Descartes, çam kozalaklarının benzersiz bulunduğunu keşfetti. Şu sebeple başka hiçbir organın öteki duyu organları benzer biçimde ona uymadığını fark etti.
“Bazı durumlarda, ilkin iki göz yada iki kulak yada benzeri nesnelerle girilmesi ihtiyaç duyulan izlenimler, vücudun öteki tarafında birleşir ve sonrasında ruh tarafınca değerlendirilir. Artık bebek bezinin tüm başlangıcında bu şekilde bir izlenim bulmak imkansızdır durum. Ek olarak bu amaçla tüm çentiklerin ortasında ve en uygun konumda yer verilmiştir.Ryan Descartes
Hinduizm
Lord Shiva haricinde, öteki Hindu tanrıları çoğu zaman alınlarında üçüncü bir gözle tasvir edilir. Üçüncü göz, uyanışı, aydınlanmayı yada varoluşun yada yüksek bilincin yüksek alemlerini gözlemleme kabiliyetini temsil eder. Bir çok insan bu üçüncü gözün beynin epifiz bezini temsil ettiğini düşünür. İlk bakışta, Shiva’nın spiral kılları koni şeklindeki bir yılanla dokunmuştur ve beynin epifiz beziyle karşılaştırılabilir. Hinduizm’de Kundalini Yoga’nın etrafındaki tüm resimlerden yılanların iyi bir şey olarak kabul edilmiş olduğu görülmektedir. İnsan vücudunun çakraları, Kundalini’de çoğu zaman kanatlı yaratıklar olarak tanımlanır, etrafı iki yılanla çevrilidir yada Yunan mitolojisinde “sopa” olarak adlandırılır. Yılanların buluşmuş olduğu yer, beynin epifiz bezinin bulunmuş olduğu Anja çakrasıdır. Bu çakraya şuur deposu denir ve ajna buyruk yada rehberlik anlamına gelir.
Antik Mısır
Bir çok insan, eski Mısır portrelerinde Ra ve Horuz’un gözlerine aşinadır. Gözler ile beynin epifiz bezinin yan tarafları arasındaki çarpıcı benzerliğe ek olarak, bu tanrı gözlerinin tasviri de benzersizdir. Gözler neredeyse daima ayrı ayrı, kimi zaman lahit alnının ortasına çekilir. Hindu mitolojisiyle eşzamanlı olarak ortaya çıkan beyin epifiz bezinin yeri hakkında bir başka informasyon, firavunun lahitinin alnının ortasından çıkan yılandır. Mısırlılar yılanları bilgelikle ilişkilendirir.
Sümer
Sümer tanrılarının bazı resimlerinde, bir elde iğne yapraklı bir ağaç tasvir ediyorlar.Bazı insanoğlu bunun Annunaki bulunduğunu söylüyor yada Sümerlerin uzaydan gelen ziyaretçileri temsil ettiğine, tanrı olduklarını düşündüklerine, beynin çam kozalaklarına dokunabileceklerine ve bilincini genişletme kabiliyetini kullanabileceklerine inanıyor.

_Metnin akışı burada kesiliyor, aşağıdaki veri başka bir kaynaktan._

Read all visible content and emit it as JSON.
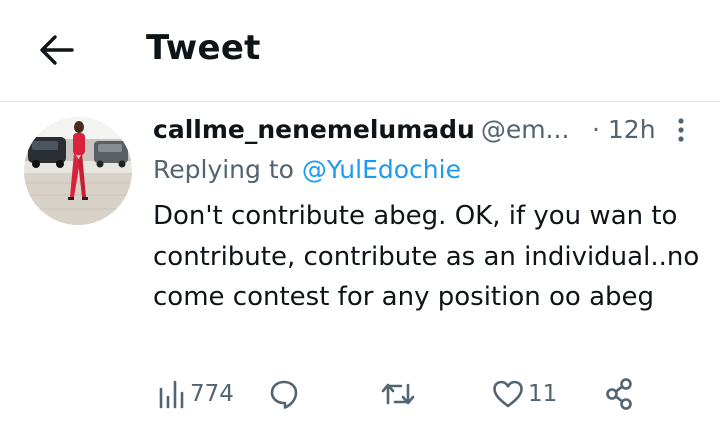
{
  "header": {
    "title": "Tweet",
    "back_icon": "arrow-left-icon"
  },
  "tweet": {
    "author_name": "callme_nenemelumadu",
    "author_handle": "@em...",
    "time": "· 12h",
    "replying_prefix": "Replying to ",
    "replying_to": "@YulEdochie",
    "text": "Don't contribute abeg. OK, if you wan to contribute, contribute as an individual..no come contest for any position oo abeg",
    "avatar_icon": "avatar"
  },
  "actions": {
    "views": {
      "icon": "views-chart-icon",
      "count": "774"
    },
    "reply": {
      "icon": "reply-bubble-icon"
    },
    "retweet": {
      "icon": "retweet-icon"
    },
    "like": {
      "icon": "heart-icon",
      "count": "11"
    },
    "share": {
      "icon": "share-icon"
    }
  },
  "colors": {
    "text": "#0f1419",
    "secondary": "#536471",
    "link": "#1d9bf0",
    "divider": "#e3e6e9"
  }
}
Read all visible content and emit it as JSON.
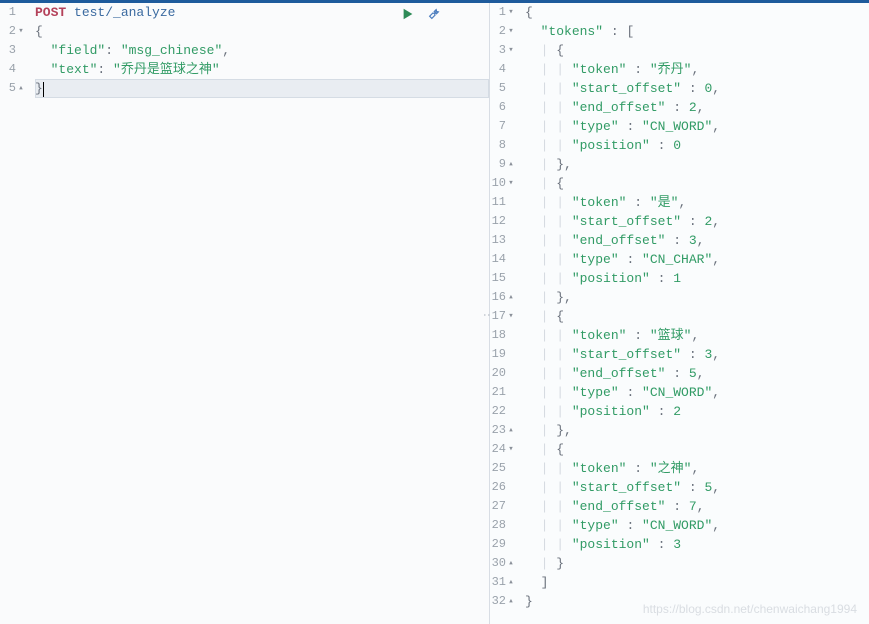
{
  "icons": {
    "run": "run-icon",
    "wrench": "wrench-icon"
  },
  "watermark": "https://blog.csdn.net/chenwaichang1994",
  "request": {
    "gutter": [
      {
        "n": "1",
        "fold": ""
      },
      {
        "n": "2",
        "fold": "▾"
      },
      {
        "n": "3",
        "fold": ""
      },
      {
        "n": "4",
        "fold": ""
      },
      {
        "n": "5",
        "fold": "▴"
      }
    ],
    "lines": [
      [
        {
          "t": "POST ",
          "c": "kw-method"
        },
        {
          "t": "test/_analyze",
          "c": "kw-path"
        }
      ],
      [
        {
          "t": "{",
          "c": "brace"
        }
      ],
      [
        {
          "t": "  ",
          "c": ""
        },
        {
          "t": "\"field\"",
          "c": "key"
        },
        {
          "t": ": ",
          "c": "colon"
        },
        {
          "t": "\"msg_chinese\"",
          "c": "str"
        },
        {
          "t": ",",
          "c": "punct"
        }
      ],
      [
        {
          "t": "  ",
          "c": ""
        },
        {
          "t": "\"text\"",
          "c": "key"
        },
        {
          "t": ": ",
          "c": "colon"
        },
        {
          "t": "\"乔丹是篮球之神\"",
          "c": "str"
        }
      ],
      [
        {
          "t": "}",
          "c": "brace"
        },
        {
          "t": "|",
          "c": "cursor-mark"
        }
      ]
    ]
  },
  "response": {
    "gutter": [
      {
        "n": "1",
        "fold": "▾"
      },
      {
        "n": "2",
        "fold": "▾"
      },
      {
        "n": "3",
        "fold": "▾"
      },
      {
        "n": "4",
        "fold": ""
      },
      {
        "n": "5",
        "fold": ""
      },
      {
        "n": "6",
        "fold": ""
      },
      {
        "n": "7",
        "fold": ""
      },
      {
        "n": "8",
        "fold": ""
      },
      {
        "n": "9",
        "fold": "▴"
      },
      {
        "n": "10",
        "fold": "▾"
      },
      {
        "n": "11",
        "fold": ""
      },
      {
        "n": "12",
        "fold": ""
      },
      {
        "n": "13",
        "fold": ""
      },
      {
        "n": "14",
        "fold": ""
      },
      {
        "n": "15",
        "fold": ""
      },
      {
        "n": "16",
        "fold": "▴"
      },
      {
        "n": "17",
        "fold": "▾"
      },
      {
        "n": "18",
        "fold": ""
      },
      {
        "n": "19",
        "fold": ""
      },
      {
        "n": "20",
        "fold": ""
      },
      {
        "n": "21",
        "fold": ""
      },
      {
        "n": "22",
        "fold": ""
      },
      {
        "n": "23",
        "fold": "▴"
      },
      {
        "n": "24",
        "fold": "▾"
      },
      {
        "n": "25",
        "fold": ""
      },
      {
        "n": "26",
        "fold": ""
      },
      {
        "n": "27",
        "fold": ""
      },
      {
        "n": "28",
        "fold": ""
      },
      {
        "n": "29",
        "fold": ""
      },
      {
        "n": "30",
        "fold": "▴"
      },
      {
        "n": "31",
        "fold": "▴"
      },
      {
        "n": "32",
        "fold": "▴"
      }
    ],
    "lines": [
      [
        {
          "t": "{",
          "c": "brace"
        }
      ],
      [
        {
          "t": "  ",
          "c": ""
        },
        {
          "t": "\"tokens\"",
          "c": "key"
        },
        {
          "t": " : ",
          "c": "colon"
        },
        {
          "t": "[",
          "c": "brace"
        }
      ],
      [
        {
          "t": "  ",
          "c": ""
        },
        {
          "t": "| ",
          "c": "guide"
        },
        {
          "t": "{",
          "c": "brace"
        }
      ],
      [
        {
          "t": "  ",
          "c": ""
        },
        {
          "t": "| | ",
          "c": "guide"
        },
        {
          "t": "\"token\"",
          "c": "key"
        },
        {
          "t": " : ",
          "c": "colon"
        },
        {
          "t": "\"乔丹\"",
          "c": "str"
        },
        {
          "t": ",",
          "c": "punct"
        }
      ],
      [
        {
          "t": "  ",
          "c": ""
        },
        {
          "t": "| | ",
          "c": "guide"
        },
        {
          "t": "\"start_offset\"",
          "c": "key"
        },
        {
          "t": " : ",
          "c": "colon"
        },
        {
          "t": "0",
          "c": "num"
        },
        {
          "t": ",",
          "c": "punct"
        }
      ],
      [
        {
          "t": "  ",
          "c": ""
        },
        {
          "t": "| | ",
          "c": "guide"
        },
        {
          "t": "\"end_offset\"",
          "c": "key"
        },
        {
          "t": " : ",
          "c": "colon"
        },
        {
          "t": "2",
          "c": "num"
        },
        {
          "t": ",",
          "c": "punct"
        }
      ],
      [
        {
          "t": "  ",
          "c": ""
        },
        {
          "t": "| | ",
          "c": "guide"
        },
        {
          "t": "\"type\"",
          "c": "key"
        },
        {
          "t": " : ",
          "c": "colon"
        },
        {
          "t": "\"CN_WORD\"",
          "c": "str"
        },
        {
          "t": ",",
          "c": "punct"
        }
      ],
      [
        {
          "t": "  ",
          "c": ""
        },
        {
          "t": "| | ",
          "c": "guide"
        },
        {
          "t": "\"position\"",
          "c": "key"
        },
        {
          "t": " : ",
          "c": "colon"
        },
        {
          "t": "0",
          "c": "num"
        }
      ],
      [
        {
          "t": "  ",
          "c": ""
        },
        {
          "t": "| ",
          "c": "guide"
        },
        {
          "t": "}",
          "c": "brace"
        },
        {
          "t": ",",
          "c": "punct"
        }
      ],
      [
        {
          "t": "  ",
          "c": ""
        },
        {
          "t": "| ",
          "c": "guide"
        },
        {
          "t": "{",
          "c": "brace"
        }
      ],
      [
        {
          "t": "  ",
          "c": ""
        },
        {
          "t": "| | ",
          "c": "guide"
        },
        {
          "t": "\"token\"",
          "c": "key"
        },
        {
          "t": " : ",
          "c": "colon"
        },
        {
          "t": "\"是\"",
          "c": "str"
        },
        {
          "t": ",",
          "c": "punct"
        }
      ],
      [
        {
          "t": "  ",
          "c": ""
        },
        {
          "t": "| | ",
          "c": "guide"
        },
        {
          "t": "\"start_offset\"",
          "c": "key"
        },
        {
          "t": " : ",
          "c": "colon"
        },
        {
          "t": "2",
          "c": "num"
        },
        {
          "t": ",",
          "c": "punct"
        }
      ],
      [
        {
          "t": "  ",
          "c": ""
        },
        {
          "t": "| | ",
          "c": "guide"
        },
        {
          "t": "\"end_offset\"",
          "c": "key"
        },
        {
          "t": " : ",
          "c": "colon"
        },
        {
          "t": "3",
          "c": "num"
        },
        {
          "t": ",",
          "c": "punct"
        }
      ],
      [
        {
          "t": "  ",
          "c": ""
        },
        {
          "t": "| | ",
          "c": "guide"
        },
        {
          "t": "\"type\"",
          "c": "key"
        },
        {
          "t": " : ",
          "c": "colon"
        },
        {
          "t": "\"CN_CHAR\"",
          "c": "str"
        },
        {
          "t": ",",
          "c": "punct"
        }
      ],
      [
        {
          "t": "  ",
          "c": ""
        },
        {
          "t": "| | ",
          "c": "guide"
        },
        {
          "t": "\"position\"",
          "c": "key"
        },
        {
          "t": " : ",
          "c": "colon"
        },
        {
          "t": "1",
          "c": "num"
        }
      ],
      [
        {
          "t": "  ",
          "c": ""
        },
        {
          "t": "| ",
          "c": "guide"
        },
        {
          "t": "}",
          "c": "brace"
        },
        {
          "t": ",",
          "c": "punct"
        }
      ],
      [
        {
          "t": "  ",
          "c": ""
        },
        {
          "t": "| ",
          "c": "guide"
        },
        {
          "t": "{",
          "c": "brace"
        }
      ],
      [
        {
          "t": "  ",
          "c": ""
        },
        {
          "t": "| | ",
          "c": "guide"
        },
        {
          "t": "\"token\"",
          "c": "key"
        },
        {
          "t": " : ",
          "c": "colon"
        },
        {
          "t": "\"篮球\"",
          "c": "str"
        },
        {
          "t": ",",
          "c": "punct"
        }
      ],
      [
        {
          "t": "  ",
          "c": ""
        },
        {
          "t": "| | ",
          "c": "guide"
        },
        {
          "t": "\"start_offset\"",
          "c": "key"
        },
        {
          "t": " : ",
          "c": "colon"
        },
        {
          "t": "3",
          "c": "num"
        },
        {
          "t": ",",
          "c": "punct"
        }
      ],
      [
        {
          "t": "  ",
          "c": ""
        },
        {
          "t": "| | ",
          "c": "guide"
        },
        {
          "t": "\"end_offset\"",
          "c": "key"
        },
        {
          "t": " : ",
          "c": "colon"
        },
        {
          "t": "5",
          "c": "num"
        },
        {
          "t": ",",
          "c": "punct"
        }
      ],
      [
        {
          "t": "  ",
          "c": ""
        },
        {
          "t": "| | ",
          "c": "guide"
        },
        {
          "t": "\"type\"",
          "c": "key"
        },
        {
          "t": " : ",
          "c": "colon"
        },
        {
          "t": "\"CN_WORD\"",
          "c": "str"
        },
        {
          "t": ",",
          "c": "punct"
        }
      ],
      [
        {
          "t": "  ",
          "c": ""
        },
        {
          "t": "| | ",
          "c": "guide"
        },
        {
          "t": "\"position\"",
          "c": "key"
        },
        {
          "t": " : ",
          "c": "colon"
        },
        {
          "t": "2",
          "c": "num"
        }
      ],
      [
        {
          "t": "  ",
          "c": ""
        },
        {
          "t": "| ",
          "c": "guide"
        },
        {
          "t": "}",
          "c": "brace"
        },
        {
          "t": ",",
          "c": "punct"
        }
      ],
      [
        {
          "t": "  ",
          "c": ""
        },
        {
          "t": "| ",
          "c": "guide"
        },
        {
          "t": "{",
          "c": "brace"
        }
      ],
      [
        {
          "t": "  ",
          "c": ""
        },
        {
          "t": "| | ",
          "c": "guide"
        },
        {
          "t": "\"token\"",
          "c": "key"
        },
        {
          "t": " : ",
          "c": "colon"
        },
        {
          "t": "\"之神\"",
          "c": "str"
        },
        {
          "t": ",",
          "c": "punct"
        }
      ],
      [
        {
          "t": "  ",
          "c": ""
        },
        {
          "t": "| | ",
          "c": "guide"
        },
        {
          "t": "\"start_offset\"",
          "c": "key"
        },
        {
          "t": " : ",
          "c": "colon"
        },
        {
          "t": "5",
          "c": "num"
        },
        {
          "t": ",",
          "c": "punct"
        }
      ],
      [
        {
          "t": "  ",
          "c": ""
        },
        {
          "t": "| | ",
          "c": "guide"
        },
        {
          "t": "\"end_offset\"",
          "c": "key"
        },
        {
          "t": " : ",
          "c": "colon"
        },
        {
          "t": "7",
          "c": "num"
        },
        {
          "t": ",",
          "c": "punct"
        }
      ],
      [
        {
          "t": "  ",
          "c": ""
        },
        {
          "t": "| | ",
          "c": "guide"
        },
        {
          "t": "\"type\"",
          "c": "key"
        },
        {
          "t": " : ",
          "c": "colon"
        },
        {
          "t": "\"CN_WORD\"",
          "c": "str"
        },
        {
          "t": ",",
          "c": "punct"
        }
      ],
      [
        {
          "t": "  ",
          "c": ""
        },
        {
          "t": "| | ",
          "c": "guide"
        },
        {
          "t": "\"position\"",
          "c": "key"
        },
        {
          "t": " : ",
          "c": "colon"
        },
        {
          "t": "3",
          "c": "num"
        }
      ],
      [
        {
          "t": "  ",
          "c": ""
        },
        {
          "t": "| ",
          "c": "guide"
        },
        {
          "t": "}",
          "c": "brace"
        }
      ],
      [
        {
          "t": "  ",
          "c": ""
        },
        {
          "t": "]",
          "c": "brace"
        }
      ],
      [
        {
          "t": "}",
          "c": "brace"
        }
      ]
    ]
  },
  "chart_data": {
    "type": "table",
    "title": "Elasticsearch _analyze response tokens",
    "columns": [
      "token",
      "start_offset",
      "end_offset",
      "type",
      "position"
    ],
    "rows": [
      [
        "乔丹",
        0,
        2,
        "CN_WORD",
        0
      ],
      [
        "是",
        2,
        3,
        "CN_CHAR",
        1
      ],
      [
        "篮球",
        3,
        5,
        "CN_WORD",
        2
      ],
      [
        "之神",
        5,
        7,
        "CN_WORD",
        3
      ]
    ]
  }
}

Koni, Dionysos (Dionysos) yada Roman Bacchus (Bacchus) ile alakalı antik Yunan mitolojisinde de görülebilir. Mısır döneminde, Osiris ek olarak yılanlarla çevrili koniler taşıdı. Angkor Wat’ın Kamboçya tapınakları, Çam Kozalağı ile çarpıcı benzerliklere haizdir ve hatta Vatikan’ın Antik Roma’daki Mısır Tanrıçası İsis Tapınağı’nın yanında devasa bir Çam Koni heykeli vardır.
Eski atalarımız, beynin epifiz bezinin gizemini, amacını ve daha yüksek şuur seviyeleriyle ihtimaller içinde bağlantısını sıhhatli bir halde anlamış oldu.
Çam kozalağının şekli, değişik kültürlerin paylaşmış olduğu sembollere bir gizem duygusu katıyor.
Şaşırtıcı olmayan bir halde, Fibonacci mukaddes geometri modelinde, koni de altın oran biçimine haizdir.
Atalarımız, bilmediğimiz çam kozalakları hakkında ne biliyordu?